Fourth, the judge concluded that, as a practical matter, a “majority of Indian women” would be reluctant to file a complaint of rape against their husbands in any event. Even if that were true, it is no reason to disempower, by the operation of the law, women who do have the resolve to make a rape complaint against their husbands from doing so. No one expects tens of thousands of rape complaints to come out of the woodwork after the marital rape exception is declared unconstitutional. But some will, and they will inspire others.
Fifth, Justice Shankar held that it is not within the court’s power to create a new offence, and striking down the marital rape exception would have that effect. There is no question of creating a new offence — the court would simply be striking down an exception carved out of an existing offence. The only principled basis for the judge’s objection is that it may be unfair to punish someone for rape for conduct that was excluded from the definition of rape when it was undertaken.

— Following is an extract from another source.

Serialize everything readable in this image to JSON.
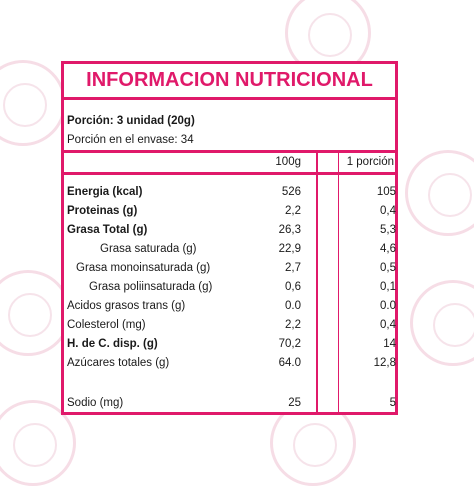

But that is not a reason to avoid striking down the marital rape exception. The easy solution is for the court to declare that its judgment will apply only to conduct after the date of the judgment.
An appeal is now pending before the Supreme Court. Asking Parliament to revisit the marital rape exception may be the path of least resistance. However, as Justice Rajiv Shakdher observed in his judgment, “it is incumbent on courts to take decisions concerning complex social issues and not dribble past them”. Whether the marital rape exception violates fundamental rights under the Constitution is a question that falls within the Court’s core competency. There is only one reasonable answer to that question.